As opposed to your plan for chemical warfare?:dubious::slight_smile:

Jeez, it’s just the Apocalypse, no need to raise a stink about it!

I think a good hiding place is more important than perimeter control. Peeps gonna walk away from urban areas because bad people are gonna take over. Skunk* ain’t stopping no-one. They’re gonna be hungry and will eat any wildlife about. And pets. Maybe even other people. Need to hide, just saying. In the event of apocalypse I’ll be hiding.

  • skunk’s gonna smell like roast beast.

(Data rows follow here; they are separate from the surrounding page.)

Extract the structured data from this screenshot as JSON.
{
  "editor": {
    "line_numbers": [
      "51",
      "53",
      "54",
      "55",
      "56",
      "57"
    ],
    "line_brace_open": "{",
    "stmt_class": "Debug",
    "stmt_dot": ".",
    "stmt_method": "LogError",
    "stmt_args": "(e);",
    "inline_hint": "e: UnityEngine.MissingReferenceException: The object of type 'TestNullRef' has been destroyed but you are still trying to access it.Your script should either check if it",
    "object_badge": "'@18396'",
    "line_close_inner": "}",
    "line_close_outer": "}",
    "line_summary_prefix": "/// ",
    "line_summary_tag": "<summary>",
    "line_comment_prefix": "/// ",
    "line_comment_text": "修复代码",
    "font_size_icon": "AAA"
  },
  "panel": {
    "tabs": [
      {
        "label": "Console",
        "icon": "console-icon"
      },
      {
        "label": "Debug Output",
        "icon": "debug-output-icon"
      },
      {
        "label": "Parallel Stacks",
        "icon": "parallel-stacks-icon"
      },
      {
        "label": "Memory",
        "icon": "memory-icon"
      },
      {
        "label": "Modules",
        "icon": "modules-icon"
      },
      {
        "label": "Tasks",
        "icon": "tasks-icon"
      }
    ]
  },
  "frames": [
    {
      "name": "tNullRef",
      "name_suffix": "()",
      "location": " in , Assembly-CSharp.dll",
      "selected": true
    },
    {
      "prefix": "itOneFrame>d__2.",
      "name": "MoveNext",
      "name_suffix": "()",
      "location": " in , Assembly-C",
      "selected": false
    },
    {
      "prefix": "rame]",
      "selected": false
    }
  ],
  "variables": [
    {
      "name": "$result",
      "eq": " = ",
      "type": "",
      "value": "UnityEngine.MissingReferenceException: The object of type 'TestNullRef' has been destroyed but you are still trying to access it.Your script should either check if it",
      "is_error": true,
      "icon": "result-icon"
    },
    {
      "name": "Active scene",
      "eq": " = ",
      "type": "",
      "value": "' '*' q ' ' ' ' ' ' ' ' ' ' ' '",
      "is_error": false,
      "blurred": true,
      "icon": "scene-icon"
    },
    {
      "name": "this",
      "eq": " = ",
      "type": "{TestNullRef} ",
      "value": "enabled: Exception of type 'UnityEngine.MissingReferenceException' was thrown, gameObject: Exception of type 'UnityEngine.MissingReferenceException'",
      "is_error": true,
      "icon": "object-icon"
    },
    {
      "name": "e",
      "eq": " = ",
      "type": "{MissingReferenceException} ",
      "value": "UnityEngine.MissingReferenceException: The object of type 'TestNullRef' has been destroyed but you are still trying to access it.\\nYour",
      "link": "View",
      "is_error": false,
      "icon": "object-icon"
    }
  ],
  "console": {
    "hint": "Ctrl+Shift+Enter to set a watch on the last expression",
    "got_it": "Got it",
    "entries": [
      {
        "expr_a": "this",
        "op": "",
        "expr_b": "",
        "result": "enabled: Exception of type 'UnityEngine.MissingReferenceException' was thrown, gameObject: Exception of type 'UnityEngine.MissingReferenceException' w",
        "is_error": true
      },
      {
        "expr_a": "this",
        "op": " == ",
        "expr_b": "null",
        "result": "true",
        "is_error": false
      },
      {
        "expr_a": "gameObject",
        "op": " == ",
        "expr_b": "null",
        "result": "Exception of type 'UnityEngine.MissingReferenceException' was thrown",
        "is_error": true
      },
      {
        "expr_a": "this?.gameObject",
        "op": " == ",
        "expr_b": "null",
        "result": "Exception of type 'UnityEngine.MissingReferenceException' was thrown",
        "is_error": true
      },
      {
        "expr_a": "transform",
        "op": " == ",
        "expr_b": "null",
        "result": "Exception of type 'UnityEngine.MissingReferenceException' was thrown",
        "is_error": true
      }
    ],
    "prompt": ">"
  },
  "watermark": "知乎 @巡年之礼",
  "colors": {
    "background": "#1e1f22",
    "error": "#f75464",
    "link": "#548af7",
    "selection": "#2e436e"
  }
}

^ You just better keep yer mitts off my last can of Who Hash!

^No worries. I prefer green eggs and ham.

I was so hungry once, I swore I’d eat the Asshole out of a Dead One.

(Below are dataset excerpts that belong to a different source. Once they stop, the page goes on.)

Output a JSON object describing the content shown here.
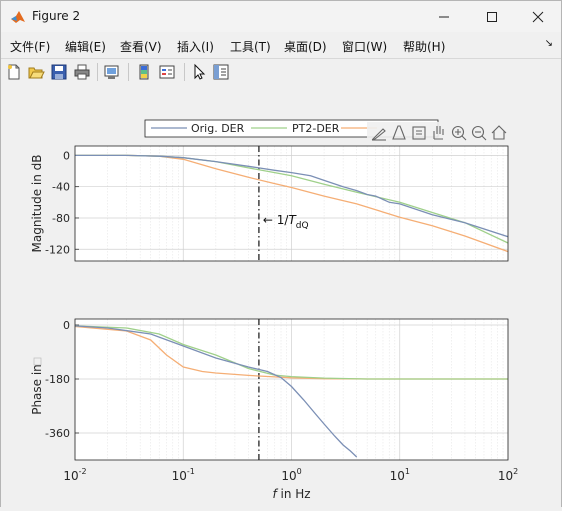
{
  "window": {
    "title": "Figure 2"
  },
  "menu": [
    "文件(F)",
    "编辑(E)",
    "查看(V)",
    "插入(I)",
    "工具(T)",
    "桌面(D)",
    "窗口(W)",
    "帮助(H)"
  ],
  "toolbar_icons": [
    "new-file-icon",
    "open-folder-icon",
    "save-icon",
    "print-icon",
    "link-plot-icon",
    "colorbar-icon",
    "legend-icon",
    "pointer-icon",
    "property-inspector-icon"
  ],
  "axes_toolbar_icons": [
    "brush-icon",
    "data-tips-icon",
    "restore-view-icon",
    "pan-icon",
    "zoom-in-icon",
    "zoom-out-icon",
    "home-icon"
  ],
  "legend": {
    "entries": [
      "Orig. DER",
      "PT2-DER"
    ]
  },
  "annotation": {
    "prefix": "← 1/",
    "var": "T",
    "sub": "dQ"
  },
  "xlabel_var": "f",
  "xlabel_rest": " in Hz",
  "colors": {
    "orig": "#7b8fb5",
    "pt2": "#9fd08a",
    "third": "#f5ae75"
  },
  "chart_data": [
    {
      "type": "line",
      "xscale": "log",
      "xlim": [
        0.01,
        100
      ],
      "ylim": [
        -135,
        12
      ],
      "yticks": [
        "0",
        "-40",
        "-80",
        "-120"
      ],
      "ytick_values": [
        0,
        -40,
        -80,
        -120
      ],
      "ylabel": "Magnitude in dB",
      "vline_x": 0.5,
      "series": [
        {
          "name": "Orig. DER",
          "x": [
            0.01,
            0.03,
            0.06,
            0.1,
            0.2,
            0.4,
            0.7,
            1,
            1.5,
            2,
            3,
            4,
            5,
            6,
            8,
            10,
            20,
            40,
            100
          ],
          "y": [
            0,
            0,
            -1,
            -3,
            -8,
            -14,
            -19,
            -22,
            -26,
            -32,
            -40,
            -45,
            -50,
            -52,
            -60,
            -62,
            -76,
            -86,
            -104
          ]
        },
        {
          "name": "PT2-DER",
          "x": [
            0.01,
            0.03,
            0.06,
            0.1,
            0.2,
            0.4,
            0.7,
            1,
            2,
            4,
            10,
            20,
            40,
            100
          ],
          "y": [
            0,
            0,
            -1,
            -3,
            -8,
            -16,
            -22,
            -26,
            -37,
            -47,
            -60,
            -73,
            -86,
            -112
          ]
        },
        {
          "x": [
            0.01,
            0.03,
            0.06,
            0.1,
            0.2,
            0.4,
            0.7,
            1,
            2,
            4,
            10,
            20,
            40,
            100
          ],
          "y": [
            0,
            0,
            -1,
            -5,
            -17,
            -28,
            -36,
            -41,
            -52,
            -62,
            -79,
            -90,
            -103,
            -123
          ]
        }
      ]
    },
    {
      "type": "line",
      "xscale": "log",
      "xlim": [
        0.01,
        100
      ],
      "ylim": [
        -450,
        20
      ],
      "yticks": [
        "0",
        "-180",
        "-360"
      ],
      "ytick_values": [
        0,
        -180,
        -360
      ],
      "ylabel": "Phase in",
      "xticks": [
        "10",
        "10",
        "10",
        "10",
        "10"
      ],
      "xtick_exp": [
        "-2",
        "-1",
        "0",
        "1",
        "2"
      ],
      "vline_x": 0.5,
      "series": [
        {
          "name": "Orig. DER",
          "x": [
            0.01,
            0.02,
            0.05,
            0.1,
            0.2,
            0.4,
            0.6,
            0.8,
            1,
            1.3,
            1.7,
            2,
            2.5,
            3,
            3.5,
            4
          ],
          "y": [
            -3,
            -10,
            -30,
            -70,
            -110,
            -140,
            -155,
            -175,
            -205,
            -250,
            -300,
            -330,
            -370,
            -400,
            -420,
            -440
          ]
        },
        {
          "name": "PT2-DER",
          "x": [
            0.01,
            0.03,
            0.06,
            0.1,
            0.2,
            0.4,
            0.7,
            1,
            2,
            5,
            10,
            100
          ],
          "y": [
            -3,
            -10,
            -30,
            -65,
            -100,
            -145,
            -167,
            -172,
            -177,
            -180,
            -180,
            -180
          ]
        },
        {
          "x": [
            0.01,
            0.03,
            0.05,
            0.07,
            0.1,
            0.15,
            0.2,
            0.4,
            0.7,
            1,
            2,
            5,
            10,
            100
          ],
          "y": [
            -5,
            -20,
            -50,
            -100,
            -140,
            -155,
            -160,
            -168,
            -173,
            -176,
            -179,
            -180,
            -180,
            -180
          ]
        }
      ]
    }
  ]
}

It can’t be that much worse than mace, and I believe that’s legal some places.

Are you saying “Li’l Abner” isn’t a documentary?

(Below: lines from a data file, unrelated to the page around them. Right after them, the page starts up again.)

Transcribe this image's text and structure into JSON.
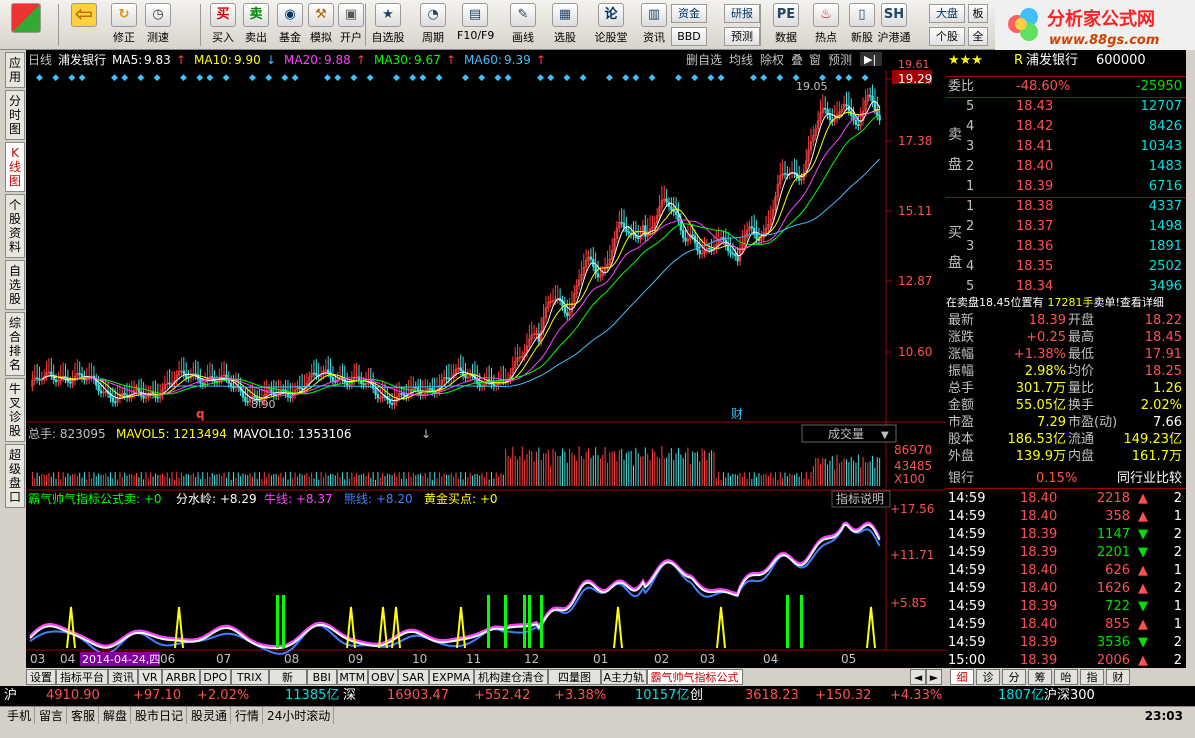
{
  "toolbar": {
    "items": [
      {
        "label": "",
        "icon": "windows-logo-icon"
      },
      {
        "label": "",
        "icon": "back-arrow-icon"
      },
      {
        "label": "修正",
        "icon": "refresh-icon"
      },
      {
        "label": "测速",
        "icon": "clock-icon"
      },
      {
        "label": "买入",
        "icon": "buy-icon",
        "glyph": "买"
      },
      {
        "label": "卖出",
        "icon": "sell-icon",
        "glyph": "卖"
      },
      {
        "label": "基金",
        "icon": "fund-icon"
      },
      {
        "label": "模拟",
        "icon": "hammer-icon"
      },
      {
        "label": "开户",
        "icon": "lock-icon"
      },
      {
        "label": "自选股",
        "icon": "star-folder-icon"
      },
      {
        "label": "周期",
        "icon": "clock-menu-icon"
      },
      {
        "label": "F10/F9",
        "icon": "document-icon"
      },
      {
        "label": "画线",
        "icon": "pencil-icon"
      },
      {
        "label": "选股",
        "icon": "screen-icon"
      },
      {
        "label": "论股堂",
        "icon": "talk-icon",
        "glyph": "论"
      },
      {
        "label": "资讯",
        "icon": "news-icon"
      },
      {
        "label": "数据",
        "icon": "pe-data-icon",
        "glyph": "PE"
      },
      {
        "label": "热点",
        "icon": "fire-icon"
      },
      {
        "label": "新股",
        "icon": "ipo-icon"
      },
      {
        "label": "沪港通",
        "icon": "sh-hk-icon",
        "glyph": "SH"
      }
    ],
    "mini": [
      "资金",
      "BBD",
      "研报",
      "预测",
      "大盘",
      "个股",
      "板",
      "全"
    ]
  },
  "logo": {
    "title": "分析家公式网",
    "url": "www.88gs.com"
  },
  "side_tabs": [
    "应用",
    "分时图",
    "K线图",
    "个股资料",
    "自选股",
    "综合排名",
    "牛叉诊股",
    "超级盘口"
  ],
  "chart": {
    "period": "日线",
    "stock": "浦发银行",
    "ma": [
      {
        "name": "MA5:",
        "value": "9.83",
        "arrow": "↑",
        "color": "#ffffff"
      },
      {
        "name": "MA10:",
        "value": "9.90",
        "arrow": "↓",
        "color": "#ffff00"
      },
      {
        "name": "MA20:",
        "value": "9.88",
        "arrow": "↑",
        "color": "#ff40ff"
      },
      {
        "name": "MA30:",
        "value": "9.67",
        "arrow": "↑",
        "color": "#00ff00"
      },
      {
        "name": "MA60:",
        "value": "9.39",
        "arrow": "↑",
        "color": "#40c0ff"
      }
    ],
    "top_buttons": [
      "删自选",
      "均线",
      "除权",
      "叠",
      "窗",
      "预测"
    ],
    "price_labels": [
      "19.29",
      "17.38",
      "15.11",
      "12.87",
      "10.60"
    ],
    "top_price": "19.61",
    "peak_label": "19.05",
    "low_label": "8.90",
    "q_mark": "q",
    "cai_mark": "财",
    "vol": {
      "total_label": "总手: 823095",
      "mavol5": "MAVOL5: 1213494",
      "mavol10": "MAVOL10: 1353106",
      "dropdown": "成交量",
      "labels": [
        "86970",
        "43485",
        "X100"
      ]
    },
    "ind": {
      "name": "霸气帅气指标公式",
      "sell": "卖: +0",
      "fsl": "分水岭: +8.29",
      "niu": "牛线: +8.37",
      "xiong": "熊线: +8.20",
      "gold": "黄金买点: +0",
      "explain": "指标说明",
      "labels": [
        "+17.56",
        "+11.71",
        "+5.85"
      ]
    },
    "months": [
      "03",
      "04",
      "06",
      "07",
      "08",
      "09",
      "10",
      "11",
      "12",
      "01",
      "02",
      "03",
      "04",
      "05"
    ],
    "date_badge": "2014-04-24,四"
  },
  "right": {
    "stars": "★★★",
    "r": "R",
    "name": "浦发银行",
    "code": "600000",
    "weibi": {
      "label": "委比",
      "pct": "-48.60%",
      "diff": "-25950"
    },
    "sell": [
      {
        "i": "5",
        "p": "18.43",
        "v": "12707"
      },
      {
        "i": "4",
        "p": "18.42",
        "v": "8426"
      },
      {
        "i": "3",
        "p": "18.41",
        "v": "10343"
      },
      {
        "i": "2",
        "p": "18.40",
        "v": "1483"
      },
      {
        "i": "1",
        "p": "18.39",
        "v": "6716"
      }
    ],
    "buy": [
      {
        "i": "1",
        "p": "18.38",
        "v": "4337"
      },
      {
        "i": "2",
        "p": "18.37",
        "v": "1498"
      },
      {
        "i": "3",
        "p": "18.36",
        "v": "1891"
      },
      {
        "i": "4",
        "p": "18.35",
        "v": "2502"
      },
      {
        "i": "5",
        "p": "18.34",
        "v": "3496"
      }
    ],
    "sell_label": "卖盘",
    "buy_label": "买盘",
    "notice": {
      "text": "在卖盘18.45位置有",
      "vol": "17281手",
      "tail": "卖单!",
      "link": "查看详细"
    },
    "quote": [
      {
        "l": "最新",
        "v": "18.39",
        "l2": "开盘",
        "v2": "18.22"
      },
      {
        "l": "涨跌",
        "v": "+0.25",
        "l2": "最高",
        "v2": "18.45"
      },
      {
        "l": "涨幅",
        "v": "+1.38%",
        "l2": "最低",
        "v2": "17.91"
      },
      {
        "l": "振幅",
        "v": "2.98%",
        "l2": "均价",
        "v2": "18.25"
      },
      {
        "l": "总手",
        "v": "301.7万",
        "l2": "量比",
        "v2": "1.26"
      },
      {
        "l": "金额",
        "v": "55.05亿",
        "l2": "换手",
        "v2": "2.02%"
      },
      {
        "l": "市盈",
        "v": "7.29",
        "l2": "市盈(动)",
        "v2": "7.66"
      },
      {
        "l": "股本",
        "v": "186.53亿",
        "l2": "流通",
        "v2": "149.23亿"
      },
      {
        "l": "外盘",
        "v": "139.9万",
        "l2": "内盘",
        "v2": "161.7万"
      }
    ],
    "industry": {
      "name": "银行",
      "pct": "0.15%",
      "compare": "同行业比较"
    },
    "ticks": [
      {
        "t": "14:59",
        "p": "18.40",
        "v": "2218",
        "d": "up",
        "n": "2"
      },
      {
        "t": "14:59",
        "p": "18.40",
        "v": "358",
        "d": "up",
        "n": "1"
      },
      {
        "t": "14:59",
        "p": "18.39",
        "v": "1147",
        "d": "down",
        "n": "2"
      },
      {
        "t": "14:59",
        "p": "18.39",
        "v": "2201",
        "d": "down",
        "n": "2"
      },
      {
        "t": "14:59",
        "p": "18.40",
        "v": "626",
        "d": "up",
        "n": "1"
      },
      {
        "t": "14:59",
        "p": "18.40",
        "v": "1626",
        "d": "up",
        "n": "2"
      },
      {
        "t": "14:59",
        "p": "18.39",
        "v": "722",
        "d": "down",
        "n": "1"
      },
      {
        "t": "14:59",
        "p": "18.40",
        "v": "855",
        "d": "up",
        "n": "1"
      },
      {
        "t": "14:59",
        "p": "18.39",
        "v": "3536",
        "d": "down",
        "n": "2"
      },
      {
        "t": "15:00",
        "p": "18.39",
        "v": "2006",
        "d": "up",
        "n": "2"
      }
    ],
    "bottom_tabs": [
      "细",
      "诊",
      "分",
      "筹",
      "咍",
      "指",
      "财"
    ]
  },
  "bottom_tabs": [
    "设置",
    "指标平台",
    "资讯",
    "VR",
    "ARBR",
    "DPO",
    "TRIX",
    "新DMA",
    "BBI",
    "MTM",
    "OBV",
    "SAR",
    "EXPMA",
    "机构建仓清仓",
    "四量图NEW",
    "A主力轨迹",
    "霸气帅气指标公式"
  ],
  "status": {
    "sh": "沪",
    "sh_idx": "4910.90",
    "sh_chg": "+97.10",
    "sh_pct": "+2.02%",
    "sh_amt": "11385亿",
    "sz": "深",
    "sz_idx": "16903.47",
    "sz_chg": "+552.42",
    "sz_pct": "+3.38%",
    "sz_amt": "10157亿",
    "cy": "创",
    "cy_idx": "3618.23",
    "cy_chg": "+150.32",
    "cy_pct": "+4.33%",
    "hs_amt": "1807亿",
    "hs": "沪深300"
  },
  "status2": [
    "手机",
    "留言",
    "客服",
    "解盘",
    "股市日记",
    "股灵通",
    "行情",
    "24小时滚动"
  ],
  "clock": "23:03"
}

Skunks, badgers, and zombies, oh my!

I’m still laughing about the “Quinn Martin production, IN COLOR!”

(rats, now I’m showing my age)
~VOW

Ever’body sing:

Some folk’ll never eat a skunk
But then again, some folk’ll
Like Cletus, the Slack-Jawed Yokel!

[While hanging from a telephone poll] Hey, you know what? I could call my ma while I’m up here.
[Shouts] Hey ma! Get off the dang roof!